Les grandes villes de Mésopotamie ("le pays entre deux fleuves") se développèrent avant la fin du IVe millénaire avant notre ère le long de deux fleuves, le Tigre et l'Euphrate, et étaient pleinement établies à l'époque dynastique archaïque (environ 2900 à environ 2350/2334 av. J.-C.). Beaucoup de ces villes devinrent célèbres à leur époque, parmi lesquelles les douze ci-dessous. Les dates approximatives de leur fondation sont indiquées après leurs noms:
- Ninive (vers 6000 av. J.-C.)
- Kish (vers 6500-4000 av. J.-C.)
- Eridu (5400 av. J.-C.)
- Uruk (5000/4500 av. J.-C.)
- Nippur (vers 5000 av. J.-C.)
- Ur (4000/3800 av. J.-C.)
- Sippar (vers 4000-3100 av. J.-C.)
- Mari (vers 3000/2900 av. J.-C.)
- Lagash (vers 2900-2750/2700 av. J.-C.)
- Ashur/Assur (vers 2900-2750/2700 et 1900 av. J.-C.)
- Akkad (2350/2334 av. J.-C.)
- Babylone (vers 2350 av. J.-C.)
Il existait bien sûr de nombreuses autres grandes villes en Mésopotamie et dans les régions environnantes, notamment Aratta – dont l'emplacement précis n'a pas été identifié, mais le site archéologique de Konar Sandal, près de Jiroft (province de Kerman, Iran) semble de plus en plus probable –, Suse, Persépolis, Kalhu/Nimroud et Dur-Sharrukin, ainsi que beaucoup d'autres, qui jouèrent toutes un rôle important dans l'histoire de la région.
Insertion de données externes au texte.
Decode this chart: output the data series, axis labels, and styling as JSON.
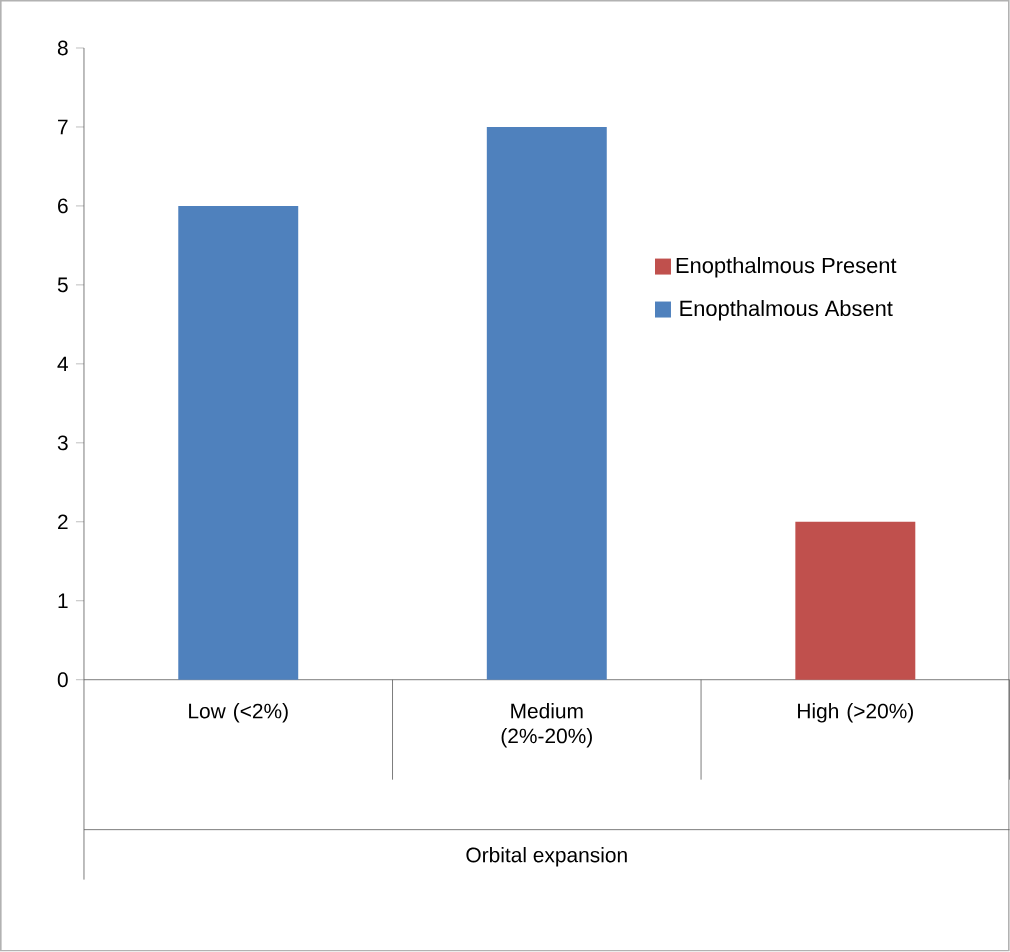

Les douze cités ci-dessus n'étaient toutefois pas seulement célèbres à leur époque, mais devinrent également légendaires grâce aux œuvres d'écrivains grecs ultérieurs et ont donné lieu, à l'époque moderne, à certaines des découvertes archéologiques les plus importantes de la région.
L'essor des villes
Les villes de Mésopotamie commencèrent généralement en tant que petits villages qui se développèrent pour devenir des centres de commerce ou des sites religieux importants. Une ville dépourvue de marchandises commerciales de valeur pouvait néanmoins prospérer en tant que lieu de pèlerinage religieux, grâce aux offrandes laissées par les visiteurs dans le complexe du temple et aux lieux d'accueil destinés à les héberger. La religion était au cœur de chaque ville mésopotamienne, comme l'explique la chercheuse Gwendolyn Leick:
Les mythes décrivent des villes telles que Babylone comme ayant été créées par les dieux pour servir de lieu de résidence. Chaque ville était donc intimement liée à une divinité particulière, dont l'image résidait dans le temple. Ur, par exemple, était le siège du dieu de la lune Nanna-Suen, Sippar celui du dieu du soleil Utu-Shamash, et ainsi de suite. Le destin de chaque ville était lié au prestige et à la popularité de sa divinité principale.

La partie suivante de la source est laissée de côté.